PASS (Prediction of Activity Spectra for Substances) is a software product designed as a tool for evaluating the general biological potential of an organic drug-like molecule. PASS provides simultaneous predictions of many types of biological activity based on the structure of organic compounds. Thus, PASS can be used to estimate the biological activity profiles for virtual molecules, prior to their chemical synthesis and biological testing.
Pa (probability "to be active") estimates the chance that the studied compound is belonging to the sub-class of active compounds (resembles the structures of molecules, which are the most typical in a sub-set of "actives" in PASS training set).
Pi (probability "to be inactive") estimates the chance that the studied compound is belonging to the sub-class of inactive compounds (resembles the structures of molecules, which are the most typical in a sub-set of "inactives" in PASS training set).
IEP (Invariant Error of Prediction) is the average error of prediction that is obtained for the whole PASS training set in leave-one-out cross-validation procedure.
Leave-one-out cross-validation (LOO CV) procedure is performed using the whole PASS training set for validation of prediction quality. Biological activity spectrum is predicted for each compound using the structure-activity relationships calculated from the data for all other compounds. The prediction result is compared with known experimental data for the studied compound.
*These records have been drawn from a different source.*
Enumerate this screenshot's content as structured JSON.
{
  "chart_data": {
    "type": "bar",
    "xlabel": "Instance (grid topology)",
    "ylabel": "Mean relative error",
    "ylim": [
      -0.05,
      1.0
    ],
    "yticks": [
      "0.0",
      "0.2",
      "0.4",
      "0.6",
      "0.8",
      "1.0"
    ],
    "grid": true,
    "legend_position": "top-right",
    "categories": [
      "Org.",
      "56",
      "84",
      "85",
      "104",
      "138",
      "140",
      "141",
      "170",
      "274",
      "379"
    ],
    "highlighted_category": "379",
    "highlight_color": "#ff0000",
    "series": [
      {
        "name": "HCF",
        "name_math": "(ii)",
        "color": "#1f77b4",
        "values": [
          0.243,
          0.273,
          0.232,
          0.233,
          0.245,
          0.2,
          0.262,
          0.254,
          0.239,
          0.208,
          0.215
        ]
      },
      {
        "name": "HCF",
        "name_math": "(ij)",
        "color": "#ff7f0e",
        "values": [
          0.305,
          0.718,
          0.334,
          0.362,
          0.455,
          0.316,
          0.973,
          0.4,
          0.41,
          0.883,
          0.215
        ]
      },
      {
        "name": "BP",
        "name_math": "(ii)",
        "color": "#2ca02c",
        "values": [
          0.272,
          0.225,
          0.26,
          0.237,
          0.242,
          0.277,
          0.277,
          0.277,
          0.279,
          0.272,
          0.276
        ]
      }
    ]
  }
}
The procedure is repeated for all compounds from the PASS training set; then the average Invariant Accuracy of Prediction (IAP=1-IEP) values are calculated for each biological activity and for all biological activites.
Robustness of PASS algorithm means that PASS provides reasonable estimates of structure-activity relationships despite of incompleteness (or some errors in data) of PASS training set.
MOLfile is a file format created by MDL (later Symyx, now Accelrys), for holding information about the atoms, bonds, connectivity and coordinates of a molecule. The MOLfile consists of some header information, the Connection Table (CT) containing atom info, then bond connections and types, followed by sections for more complex information.
SDfile is one of a family of chemical-data file formats developed by MDL; it is intended especially for structural information. "SDF" stands for structure-data file, and SDF files actually wrap the MOLfile format. Multiple compounds are delimited by lines consisting of four dollar signs ($$$$). A feature of the SDF format is its ability to include associated data.